Well, this is interesting. Several Wall Street brokerages have downgraded the larger radio stocks (excluding Clear Channel Communications). The reason for the downgrade is the glut of advertising on commercial radio stations, up to 25 minutes per hour on some networks.
I'm sure that the RIAA will blame the music pirates for the devaluation of these radio stocks, and the resulting decrease in ad revenues.
When will advertising people realize that there is a limit to the number of ads we will listen to, or watch on TV?

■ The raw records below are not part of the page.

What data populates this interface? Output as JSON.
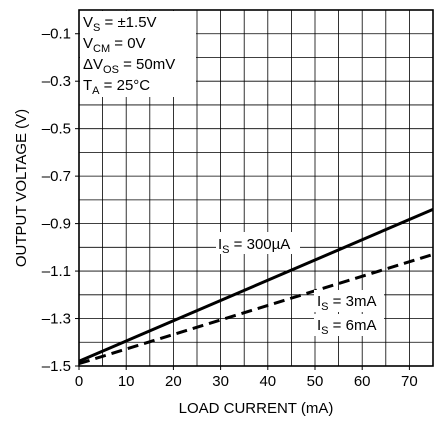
{
  "chart_data": {
    "type": "line",
    "x": [
      0,
      75
    ],
    "series": [
      {
        "name": "IS = 300µA",
        "values": [
          -1.48,
          -0.84
        ],
        "style": "solid"
      },
      {
        "name": "IS = 3mA, IS = 6mA",
        "values": [
          -1.49,
          -1.03
        ],
        "style": "dashed"
      }
    ],
    "xlabel": "LOAD CURRENT (mA)",
    "ylabel": "OUTPUT VOLTAGE (V)",
    "xlim": [
      0,
      75
    ],
    "ylim": [
      -1.5,
      0
    ],
    "x_ticks": [
      0,
      10,
      20,
      30,
      40,
      50,
      60,
      70
    ],
    "x_tick_labels": [
      "0",
      "10",
      "20",
      "30",
      "40",
      "50",
      "60",
      "70"
    ],
    "y_tick_values": [
      -1.5,
      -1.3,
      -1.1,
      -0.9,
      -0.7,
      -0.5,
      -0.3,
      -0.1
    ],
    "y_tick_labels": [
      "–1.5",
      "–1.3",
      "–1.1",
      "–0.9",
      "–0.7",
      "–0.5",
      "–0.3",
      "–0.1"
    ],
    "x_grid_step": 5,
    "y_grid_step": 0.1,
    "grid": true,
    "conditions": [
      {
        "main": "V",
        "sub": "S",
        "rest": " = ±1.5V"
      },
      {
        "main": "V",
        "sub": "CM",
        "rest": " = 0V"
      },
      {
        "main": "ΔV",
        "sub": "OS",
        "rest": " = 50mV"
      },
      {
        "main": "T",
        "sub": "A",
        "rest": " = 25°C"
      }
    ],
    "curve_labels": [
      {
        "main": "I",
        "sub": "S",
        "rest": " = 300µA"
      },
      {
        "main": "I",
        "sub": "S",
        "rest": " = 3mA"
      },
      {
        "main": "I",
        "sub": "S",
        "rest": " = 6mA"
      }
    ],
    "colors": {
      "line": "#000000",
      "grid": "#000000",
      "background": "#ffffff"
    }
  }
}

Advertising companies revolted against the TiVo because it allowed people to skip over commercials, which was one of the selling points of the units. They made the same complaint about VCRs.
Last year, when the Hallmark cable network got the rights to broadcast M*A*S*H, they broadcast the entire series once with all deleted scenes (the scenes were deleted to create more time for ads), and those 30 minutes episodes lasted 45 minutes. When the Science Fiction Network broadcast the digitally remastered Star Trek episodes, the one hour shows from the 60s expanded to 90 minutes, and the network still interrupted the show in the middle of acts to sell commercials. The Original Series was done in four acts, but SciFi made the show an 8 act show. Now SciFi broadcast the Original Series with the same deleted scenes that were broadcast on the local stations. Same with Hallmark and M*A*S*H.
We don't want spam in our email inbox, and we don't want it on our TVs either.